I have been reading my way through Dickinson's poems and have only reached the quarter mark at #450. First I have to say I had an amazing experience. To understand some of her poems I have to stretch and listen and remain open at a level that recreates the creative experience for me. After reading a number of her poems I've literally felt that I've written a poem myself. I've read and experienced that Dickinson tried to fashion her poems to throw the reader into the event that she was talking about. Devices she uses are paradoxes, eliptical sentences, NOT summing up a poem at the end, not giving you mental hand holds to take you through the poem. Sometimes she uses structures which literally scramble your brain such as beginning a poem with the end of a sentence and ending at the beginning. You follow her inner steps when you read her work. You have to since there is nothing else to hold onto. But what I am talking about carries this one step deeper. She gives you materials to go play in literally extraordinairy experiences. How does she do this? I don't know yet. I've just had the experience. I've ideas, but don't want to come up with a facile answer. I figure with 3/4 more poems to go it will sing to me. Or maybe not. I've learned that there are scholars who have spent over 30 years studying her work. Her scope is beyond breath.

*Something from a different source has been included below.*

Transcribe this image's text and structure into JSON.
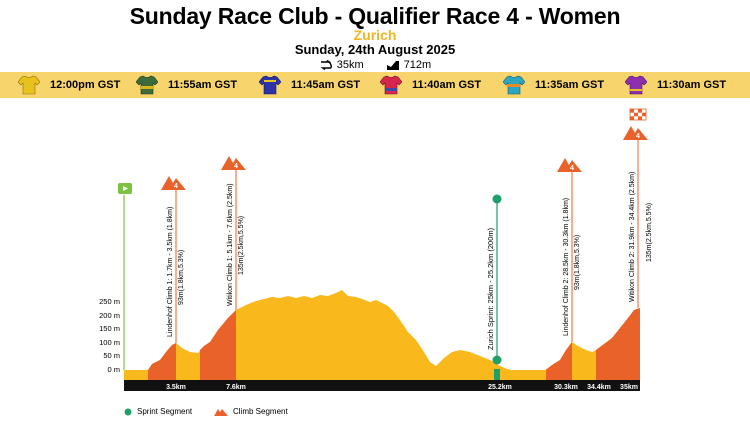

By the way i'm reading her poems from: "The Poems of Emily Dickinson," (the reading edition) edited by R.W. Franklin of The Belknap Press of Harvard University Press, 1998,1999. This edition is supposed to be the most complete and most accurate respresentation of the poems as they were written by Dickinson. Earlier editions changed her spelling, changed her punctuation to be "correct". Emily Dickinson had such a strong ear that she would change spellings, and had a whole system of dashes (rising up, down, long, short to indicate how to read the poem). She also had revisions and revisions and revisions making it very difficult to discover which was her favorite. Maybe the last one was. Maybe not. Maybe she was like Bob Dylan who is always changing how his songs are sung. As you can see, her kind of poetry writing is a publishers nightmare. Unfortunately, current printing practices being what they are the dashes cannot be duplicated. Franklin has painstakingly prepared these poems for publication always with respect and an ear on the poet. He's published another edition with all the versions, but this edition is pared down to one version per poem.